Stochastic resonance is observed when noise added to a system improves the system’s performance in some fashion. More technically, stochastic resonance occurs if the signal to noise ratio of a nonlinear system or device increases for moderate values of noise intensity.

It was discovered and proposed for the first time in 1981 to explain the periodic recurrence of ice ages. Since then, the same principle has been applied in a wide variety of systems. Currently, stochastic resonance is commonly invoked when noise and nonlinearity concur to determine an increase of order in the system response.

Stochastic resonance has been observed in a wide variety of experiments involving electronic circuits, chemical reactions, semiconductor devices, nonlinear optical systems, magnetic systems and superconducting quantum interference devices (SQUID). Of special interest are the neurophysiological experiments on stochastic resonance, three popular examples of which are the mechanoreceptor cells of crayfish, the sensory hair cells of cricket and human visual perception.

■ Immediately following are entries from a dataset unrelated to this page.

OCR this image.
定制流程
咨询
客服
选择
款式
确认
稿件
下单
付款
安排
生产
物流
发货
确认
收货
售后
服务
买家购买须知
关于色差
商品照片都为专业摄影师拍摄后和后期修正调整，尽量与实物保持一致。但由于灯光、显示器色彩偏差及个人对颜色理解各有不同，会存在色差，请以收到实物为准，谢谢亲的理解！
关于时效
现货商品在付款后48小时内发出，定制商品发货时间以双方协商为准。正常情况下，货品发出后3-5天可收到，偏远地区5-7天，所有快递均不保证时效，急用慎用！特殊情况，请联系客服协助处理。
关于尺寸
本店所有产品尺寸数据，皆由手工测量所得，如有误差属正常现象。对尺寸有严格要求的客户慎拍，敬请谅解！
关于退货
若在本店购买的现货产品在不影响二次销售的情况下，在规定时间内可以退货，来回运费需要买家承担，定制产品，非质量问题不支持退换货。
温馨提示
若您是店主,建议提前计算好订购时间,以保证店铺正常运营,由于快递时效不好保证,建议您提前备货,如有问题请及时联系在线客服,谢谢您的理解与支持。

Computationally, neurons exhibit stochastic resonance because of non linearities in their processing. Stochastic resonance has yet to be fully explained in biological systems, but neural synchrony in the brain, specifically in the Gamma wave frequency, has been suggested as a possible neural mechanism for stochastic resonance by researchers who have investigated the perception of subconscious visual sensation.

Stochastic resonance based techniques have been used to create a novel class of medical devices, such as vibrating insoles, for enhancing sensory and motor function in the elderly, patients with diabetic neuropathy, and patients with stroke.

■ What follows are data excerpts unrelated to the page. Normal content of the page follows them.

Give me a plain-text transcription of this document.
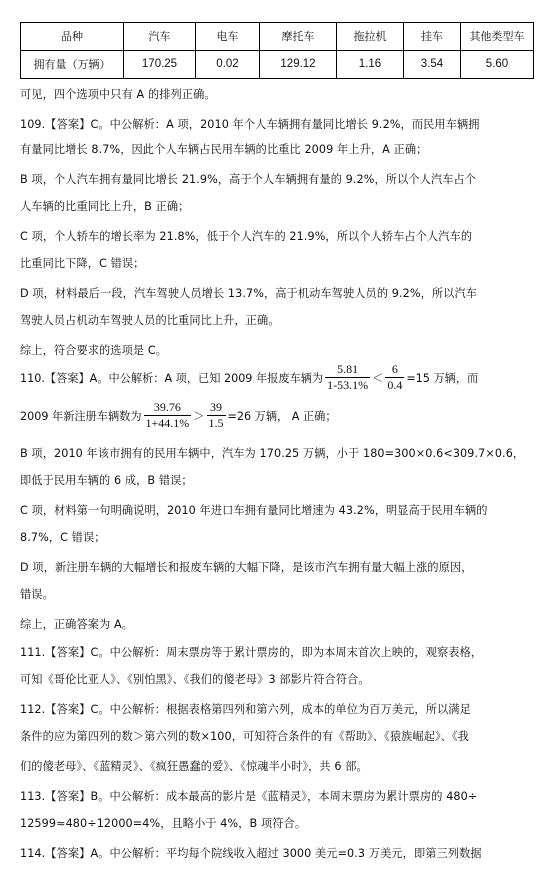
品种	汽车	电车	摩托车	拖拉机	挂车	其他类型车
拥有量（万辆）	170.25	0.02	129.12	1.16	3.54	5.60
可见，四个选项中只有 A 的排列正确。
109.【答案】C。中公解析：A 项，2010 年个人车辆拥有量同比增长 9.2%，而民用车辆拥
有量同比增长 8.7%，因此个人车辆占民用车辆的比重比 2009 年上升，A 正确；
B 项，个人汽车拥有量同比增长 21.9%，高于个人车辆拥有量的 9.2%，所以个人汽车占个
人车辆的比重同比上升，B 正确；
C 项，个人轿车的增长率为 21.8%，低于个人汽车的 21.9%，所以个人轿车占个人汽车的
比重同比下降，C 错误；
D 项，材料最后一段，汽车驾驶人员增长 13.7%，高于机动车驾驶人员的 9.2%，所以汽车
驾驶人员占机动车驾驶人员的比重同比上升，正确。
综上，符合要求的选项是 C。
110.【答案】A。中公解析：A 项，已知 2009 年报废车辆为 $\frac{5.81}{1-53.1\%} < \frac{6}{0.4} =15$ 万辆，而
2009 年新注册车辆数为 $\frac{39.76}{1+44.1\%} > \frac{39}{1.5} =26$ 万辆， A 正确；
B 项，2010 年该市拥有的民用车辆中，汽车为 170.25 万辆，小于 180=300×0.6<309.7×0.6，
即低于民用车辆的 6 成，B 错误；
C 项，材料第一句明确说明，2010 年进口车拥有量同比增速为 43.2%，明显高于民用车辆的
8.7%，C 错误；
D 项，新注册车辆的大幅增长和报废车辆的大幅下降，是该市汽车拥有量大幅上涨的原因，
错误。
综上，正确答案为 A。
111.【答案】C。中公解析：周末票房等于累计票房的，即为本周末首次上映的，观察表格，
可知《哥伦比亚人》、《别怕黑》、《我们的傻老母》3 部影片符合符合。
112.【答案】C。中公解析：根据表格第四列和第六列，成本的单位为百万美元，所以满足
条件的应为第四列的数＞第六列的数×100，可知符合条件的有《帮助》、《猿族崛起》、《我
们的傻老母》、《蓝精灵》、《疯狂愚蠢的爱》、《惊魂半小时》，共 6 部。
113.【答案】B。中公解析：成本最高的影片是《蓝精灵》，本周末票房为累计票房的 480÷
12599≈480÷12000=4%，且略小于 4%，B 项符合。
114.【答案】A。中公解析：平均每个院线收入超过 3000 美元=0.3 万美元，即第三列数据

A related phenomenon is dithering applied to analog signals before analog to digital conversion. Stochastic resonance can be used to measure transmittance amplitudes below an instrument’s detection limit. If Gaussian noise is added to a subthreshold or immeasurable signal, then it can be brought into a detectable region. After detection, the noise is removed. In this way, a fourfold improvement in the detection limit can be obtained.

Stochastic resonance is a generic phenomenon. It has to do with the fact that adding noise to certain types of nonlinear systems possessing several simultaneously stable states may improve their ability to process information. As such, it is at the origin of intense interdisciplinary research at the crossroads of nonlinear dynamics, statistical physics, information and communication theories, data analysis, life and medical sciences. It opens tantalizing perspectives, from the development of new families of detectors to brain research. From the fundamental point of view it is still a largely open field of research. Its microscopic foundations have been hardly addressed, its quantum counterpart needs to be further elucidated, and its relevance in complex transition phenomena remains to be explored.